Data: Trunk to tail – linking ElEPHãTs through the Semantic Web
Kevin Page, e-Research Centre
HathiTrust offers millions of digitized titles; EEBO-TCP is a smaller well-defined collection of texts from 1473 to 1700. The Early English Print in HathiTrust (ElEPHãT) project bridges them using Linked Data as a basis for exploratory research utilizing the respective strengths of the two corpora.
‘Trunk to tail’ slides (link to PDF with Oxford single sign-on)
Video of the ElEPHãT project in action (link to a video file on Google Drive)
Data: The Yin and Yang of Data Management
Alex Hacker, Nuffield Department of Public Health
3rd week, Thursday 29 October, 12:30-13:30
Anyone who manages data will face individually reasonable requirements which nevertheless seem to conflict with each other. Alex Hacker presents four such intractable contradictions and their harmonious resolutions, illustrated with examples from his work on the China Kadoorie Biobank.
Data: Challenges in Dealing with Very Large Collections of Speech
John Coleman, Phonetics Laboratory
4th week, Thursday 5 November, 12:30-13:30
John Coleman will talk about how human languages are extraordinarily large, complex and variable and how until recently, our ability to analyse or model these has been profoundly challenged by a problem of scale. For it to become feasible to analyse its many dimensions of variation, far bigger data sources will be needed. Aggregation of existing speech corpora could be an initial step towards generating a resource that begins to be large enough to start to get to grips with some of the main sources of variation.

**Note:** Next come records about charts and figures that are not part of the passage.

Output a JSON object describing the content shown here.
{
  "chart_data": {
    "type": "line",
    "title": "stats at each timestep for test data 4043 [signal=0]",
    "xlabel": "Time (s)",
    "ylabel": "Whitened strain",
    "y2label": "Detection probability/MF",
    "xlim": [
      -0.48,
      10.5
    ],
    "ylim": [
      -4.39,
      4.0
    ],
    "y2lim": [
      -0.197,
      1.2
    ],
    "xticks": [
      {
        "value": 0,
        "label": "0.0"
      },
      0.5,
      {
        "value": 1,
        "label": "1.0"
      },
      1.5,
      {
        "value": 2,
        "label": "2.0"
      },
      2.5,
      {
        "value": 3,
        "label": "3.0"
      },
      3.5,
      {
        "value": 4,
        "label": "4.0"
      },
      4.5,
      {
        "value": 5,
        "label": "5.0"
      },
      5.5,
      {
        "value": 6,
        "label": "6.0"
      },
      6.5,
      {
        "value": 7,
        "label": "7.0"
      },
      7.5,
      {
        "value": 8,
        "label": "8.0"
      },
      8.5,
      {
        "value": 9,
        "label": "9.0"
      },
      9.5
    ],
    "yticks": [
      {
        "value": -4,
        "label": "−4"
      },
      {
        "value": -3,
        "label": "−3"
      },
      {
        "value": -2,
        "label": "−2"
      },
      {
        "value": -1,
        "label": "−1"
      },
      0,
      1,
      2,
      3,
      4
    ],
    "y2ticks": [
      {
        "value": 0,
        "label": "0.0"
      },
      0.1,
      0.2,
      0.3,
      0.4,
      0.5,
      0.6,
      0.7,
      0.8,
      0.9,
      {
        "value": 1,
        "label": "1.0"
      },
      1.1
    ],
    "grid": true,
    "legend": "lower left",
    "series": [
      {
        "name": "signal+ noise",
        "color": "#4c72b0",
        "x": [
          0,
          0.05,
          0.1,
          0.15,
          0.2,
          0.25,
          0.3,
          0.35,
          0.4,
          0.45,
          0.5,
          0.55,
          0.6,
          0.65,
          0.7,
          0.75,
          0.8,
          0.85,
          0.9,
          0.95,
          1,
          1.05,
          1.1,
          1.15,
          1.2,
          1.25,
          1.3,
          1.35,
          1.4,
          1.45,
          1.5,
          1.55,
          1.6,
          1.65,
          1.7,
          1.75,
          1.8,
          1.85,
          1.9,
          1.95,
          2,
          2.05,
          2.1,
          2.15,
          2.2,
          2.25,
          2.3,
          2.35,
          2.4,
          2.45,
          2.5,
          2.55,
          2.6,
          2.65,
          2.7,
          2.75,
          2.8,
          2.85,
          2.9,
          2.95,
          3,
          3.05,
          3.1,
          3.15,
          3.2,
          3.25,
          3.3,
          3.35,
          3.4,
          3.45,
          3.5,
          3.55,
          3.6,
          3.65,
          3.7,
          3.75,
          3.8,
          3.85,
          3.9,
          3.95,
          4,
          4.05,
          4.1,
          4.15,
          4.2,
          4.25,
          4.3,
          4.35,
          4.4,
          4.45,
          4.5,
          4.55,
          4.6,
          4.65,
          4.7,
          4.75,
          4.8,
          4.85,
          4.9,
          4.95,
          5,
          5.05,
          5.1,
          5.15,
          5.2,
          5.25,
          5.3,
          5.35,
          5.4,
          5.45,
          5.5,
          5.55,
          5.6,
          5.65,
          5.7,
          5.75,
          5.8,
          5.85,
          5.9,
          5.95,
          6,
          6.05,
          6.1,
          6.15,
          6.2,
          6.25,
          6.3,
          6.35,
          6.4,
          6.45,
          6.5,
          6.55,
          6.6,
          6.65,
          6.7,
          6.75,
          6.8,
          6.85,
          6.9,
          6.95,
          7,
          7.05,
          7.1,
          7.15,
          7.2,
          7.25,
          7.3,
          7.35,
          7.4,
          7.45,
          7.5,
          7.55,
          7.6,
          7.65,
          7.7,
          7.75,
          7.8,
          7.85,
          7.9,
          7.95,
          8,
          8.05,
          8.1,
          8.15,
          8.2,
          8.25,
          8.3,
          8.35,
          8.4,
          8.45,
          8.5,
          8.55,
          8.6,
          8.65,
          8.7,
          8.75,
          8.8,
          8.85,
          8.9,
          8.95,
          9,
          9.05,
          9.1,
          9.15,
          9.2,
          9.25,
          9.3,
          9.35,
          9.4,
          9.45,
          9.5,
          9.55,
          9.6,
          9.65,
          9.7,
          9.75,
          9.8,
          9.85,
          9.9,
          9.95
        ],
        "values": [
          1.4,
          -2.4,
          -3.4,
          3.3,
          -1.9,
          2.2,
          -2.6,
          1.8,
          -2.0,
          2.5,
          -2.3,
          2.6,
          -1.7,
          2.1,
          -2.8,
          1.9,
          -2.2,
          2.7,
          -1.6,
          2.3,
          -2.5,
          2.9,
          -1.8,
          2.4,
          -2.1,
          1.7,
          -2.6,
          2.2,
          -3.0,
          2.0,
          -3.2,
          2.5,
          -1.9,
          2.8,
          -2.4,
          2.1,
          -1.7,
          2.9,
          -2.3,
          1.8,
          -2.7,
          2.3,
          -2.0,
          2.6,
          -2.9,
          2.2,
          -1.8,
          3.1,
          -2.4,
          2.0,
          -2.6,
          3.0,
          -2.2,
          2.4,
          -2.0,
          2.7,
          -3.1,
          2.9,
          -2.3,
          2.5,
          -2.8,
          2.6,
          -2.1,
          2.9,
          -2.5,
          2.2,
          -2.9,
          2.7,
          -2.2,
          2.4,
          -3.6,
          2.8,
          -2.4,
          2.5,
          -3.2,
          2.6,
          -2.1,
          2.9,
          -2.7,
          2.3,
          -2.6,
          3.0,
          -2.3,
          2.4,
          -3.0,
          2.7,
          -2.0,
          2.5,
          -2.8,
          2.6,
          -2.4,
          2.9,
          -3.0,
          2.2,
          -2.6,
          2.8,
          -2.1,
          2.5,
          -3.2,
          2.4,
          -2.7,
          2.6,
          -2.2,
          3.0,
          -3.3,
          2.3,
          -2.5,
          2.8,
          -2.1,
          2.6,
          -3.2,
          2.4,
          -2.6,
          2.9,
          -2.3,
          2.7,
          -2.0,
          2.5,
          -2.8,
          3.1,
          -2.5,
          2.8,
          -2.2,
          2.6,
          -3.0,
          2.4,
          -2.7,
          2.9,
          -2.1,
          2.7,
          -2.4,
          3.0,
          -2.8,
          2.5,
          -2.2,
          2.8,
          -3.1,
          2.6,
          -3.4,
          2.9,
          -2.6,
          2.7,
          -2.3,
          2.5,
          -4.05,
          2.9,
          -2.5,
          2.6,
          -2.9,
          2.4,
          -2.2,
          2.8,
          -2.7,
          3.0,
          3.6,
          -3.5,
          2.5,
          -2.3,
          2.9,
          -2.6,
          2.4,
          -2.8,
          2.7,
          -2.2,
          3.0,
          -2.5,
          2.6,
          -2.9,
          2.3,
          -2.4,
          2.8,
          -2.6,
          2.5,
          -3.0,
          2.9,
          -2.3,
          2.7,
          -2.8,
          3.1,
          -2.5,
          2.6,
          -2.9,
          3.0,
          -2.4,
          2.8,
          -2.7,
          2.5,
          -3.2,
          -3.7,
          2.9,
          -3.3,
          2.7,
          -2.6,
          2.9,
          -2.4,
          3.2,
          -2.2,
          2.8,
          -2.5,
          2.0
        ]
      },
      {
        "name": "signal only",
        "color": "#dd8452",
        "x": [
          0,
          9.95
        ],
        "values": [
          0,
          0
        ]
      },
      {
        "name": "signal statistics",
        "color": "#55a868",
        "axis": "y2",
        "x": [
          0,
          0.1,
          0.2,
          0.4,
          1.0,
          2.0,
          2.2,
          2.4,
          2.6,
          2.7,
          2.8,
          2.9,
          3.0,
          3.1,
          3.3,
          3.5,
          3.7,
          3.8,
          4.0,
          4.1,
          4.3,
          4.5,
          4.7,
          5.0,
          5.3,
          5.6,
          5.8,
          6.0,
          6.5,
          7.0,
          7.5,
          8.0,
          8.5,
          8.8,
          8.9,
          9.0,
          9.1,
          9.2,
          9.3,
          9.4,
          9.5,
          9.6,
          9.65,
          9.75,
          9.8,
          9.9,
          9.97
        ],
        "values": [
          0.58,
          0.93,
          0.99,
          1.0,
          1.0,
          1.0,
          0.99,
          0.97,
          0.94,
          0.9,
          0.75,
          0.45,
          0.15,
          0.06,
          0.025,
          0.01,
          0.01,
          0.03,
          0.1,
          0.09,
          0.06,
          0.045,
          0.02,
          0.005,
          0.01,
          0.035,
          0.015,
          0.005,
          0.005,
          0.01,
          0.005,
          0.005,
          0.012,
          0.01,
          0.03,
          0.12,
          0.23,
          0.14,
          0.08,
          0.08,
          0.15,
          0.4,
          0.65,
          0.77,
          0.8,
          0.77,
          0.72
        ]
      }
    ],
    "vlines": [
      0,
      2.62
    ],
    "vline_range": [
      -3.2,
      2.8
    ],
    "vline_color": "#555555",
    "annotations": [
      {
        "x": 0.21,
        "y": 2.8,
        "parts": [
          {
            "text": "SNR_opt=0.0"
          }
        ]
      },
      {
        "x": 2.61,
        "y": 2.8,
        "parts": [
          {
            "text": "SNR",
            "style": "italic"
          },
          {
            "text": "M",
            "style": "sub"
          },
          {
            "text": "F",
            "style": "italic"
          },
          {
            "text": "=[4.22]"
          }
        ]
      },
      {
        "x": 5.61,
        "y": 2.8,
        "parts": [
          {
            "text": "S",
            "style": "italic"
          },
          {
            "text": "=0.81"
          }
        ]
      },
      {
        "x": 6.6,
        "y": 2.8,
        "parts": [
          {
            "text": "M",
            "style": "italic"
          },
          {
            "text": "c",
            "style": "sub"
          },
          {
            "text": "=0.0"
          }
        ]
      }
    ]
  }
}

Data: Reproducible Research -Statistical Analysis with R using RStudio, GitHub and Shiny
Maja Založnik, Oxford Institute of Population Ageing
6th week, Thursday 19 November, 12:30-13:30
This talk will present practical, open source and integrated solutions to designing and streamlining your statistical analysis workflow using R within the RStudio environment, on the fly publishing of reports using knitr, interactive web graphics with Shiny as well as backup, collaboration and version control with GitHub.
Data: NATO Maritime Situation Awareness – Visual Analytics
Margaret Varga, Department of Oncology
9th week, Thursday 10 December, 12:30-13:30
The presentation will discuss the application of visual analytics to support maritime situation analysis: to provide analysts with increased situation awareness by helping overcome data and cognitive overload in the context of complex situations. The objective here is to detect anomalies such as illegal migrants and drug smuggling.